Les Émirats Arabes Unis (EAU) ont admis qu’ils apportaient leur appui aux milices du géneral à la retraite Khalifa Haftar dans leur offensive contre la capitale libyenne Tripoli.

Abou Dhabi se justifie en qualifiant de  » terroriste  » le Gouvernement d’union nationale (GNA) reconnu par la communauté internationale. Le chef de la diplomatie émirati Anwar Qarqach a déclaré dans un tweet ce jeudi: « la priorité en Libye est de faire face au terrorisme et à l’intégrisme et de soutenir la stabilité après une crise qui a longtemps duré ». Il a ajouté: « Des factions extrémistes maintiennent leur contrôle sur la capitale et empêchent la recherche d’une solution politique ».

Les EAU, il faut le rappeler, ont pourtant parrainé des négociations entre les deux belligérants avant l’offensive lancée par Haftar le 4 avril dernier contre Tripoli.

Le tweet par lequel le ministre des affaires étrangères émirati reconnaît pour la première fois le soutien de son pays à Haftar ne fait que confirmer ce que les observateurs ont indiqué et qu’un rapport de l’ONU datant de 2017 avait déjà établi.

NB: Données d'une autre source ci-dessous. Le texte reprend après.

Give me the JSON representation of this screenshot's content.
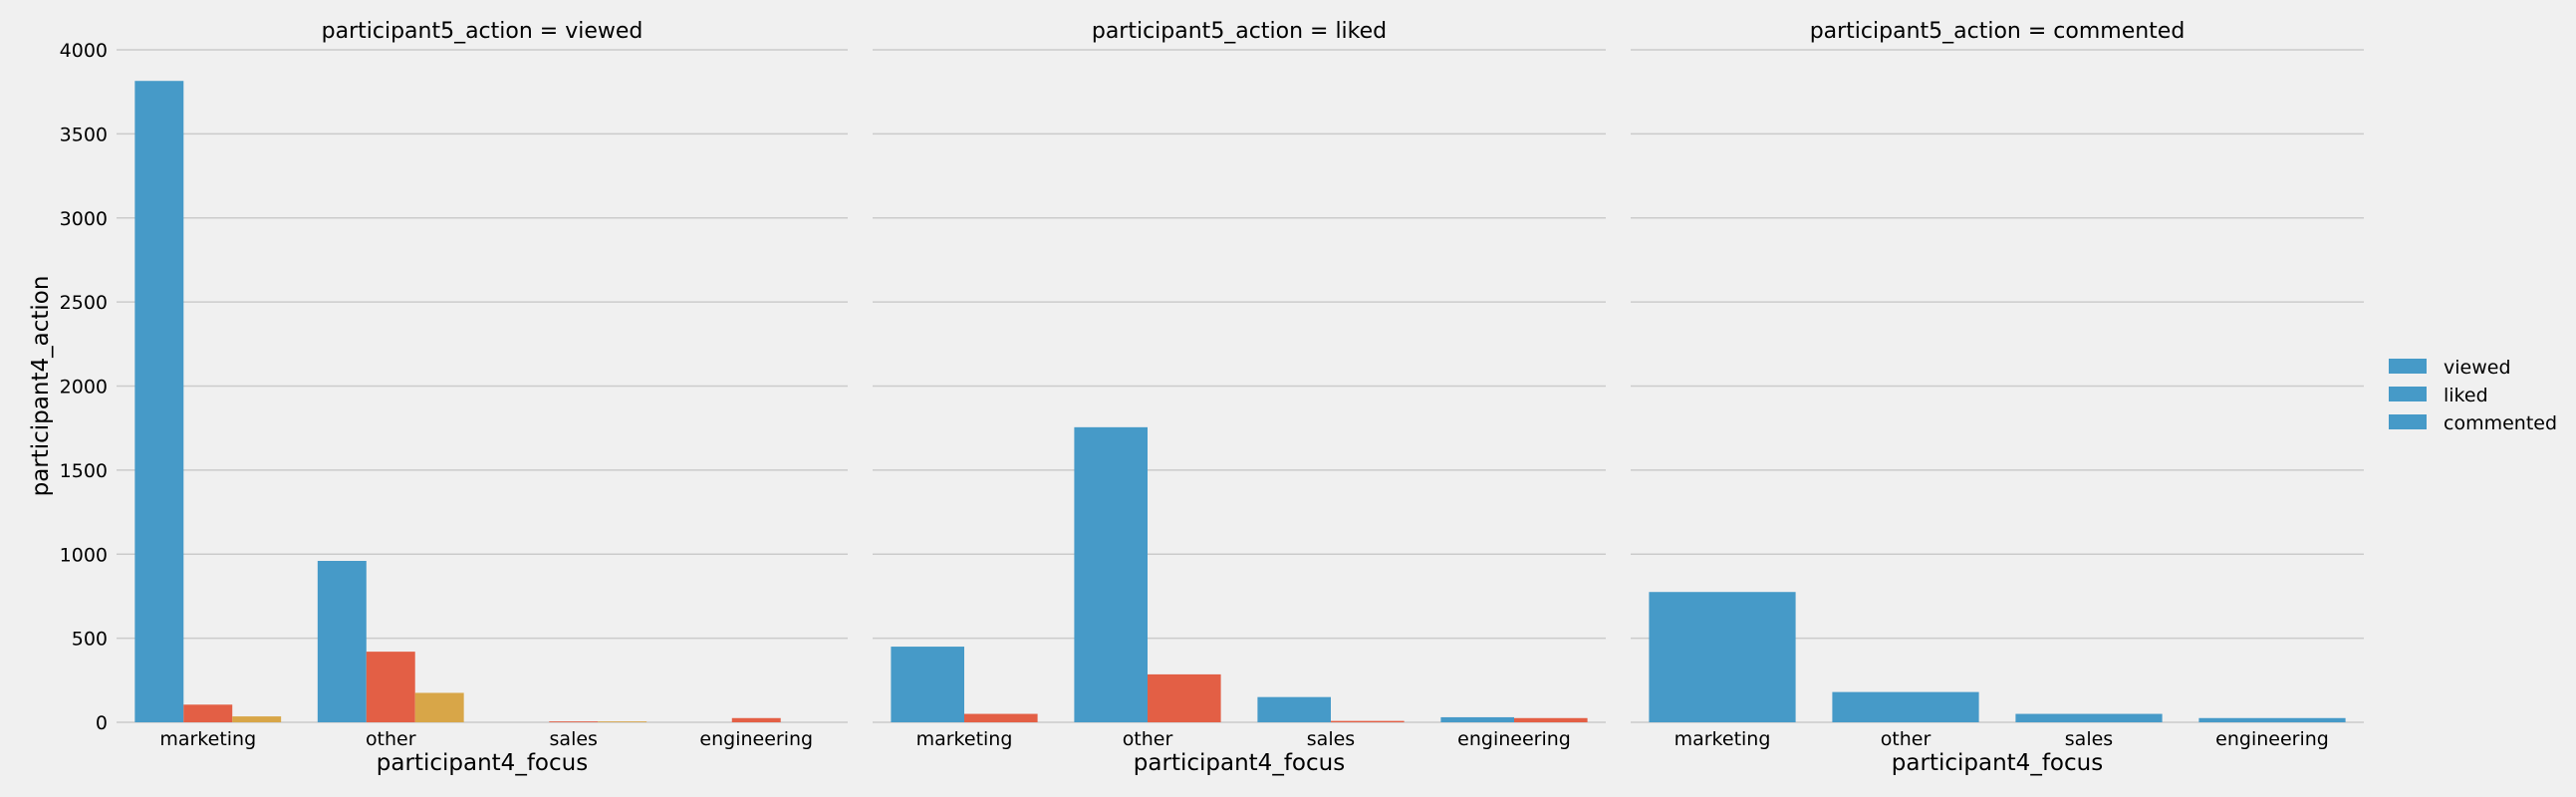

Selon ce rapport, l’aide militaire émirati direct à Haftar comprenait la fourniture d’avions et de véhicules militaires ainsi que la construction d’une base aérienne dans la région de Benghazi.

Selon des rapports de médias occidentaux, l’aide apportée par les EAU et l’Égypte à Haftar vise à instaurer une « dictature militaire » sur le modèle du général égyptien Al-Sissi.

Au plan politique, cette offensive de Haftar a entravé l’initiative de l’ONU visant à préparer le terrain à des élections législatives et présidentielles.

Au plan humanitaire, et d’après les derniers chiffres fournis par l’ONU, l’attaque de Haftar contre la capitale Tripoli depuis trois semaines a entraîné la mort de 376 personnes dont 23 civils. On compte aussi 1822 blessés dont 79 civils. Il faut ajouter à cela les 45 mille habitants qui ont été contraints de quitter leurs foyers.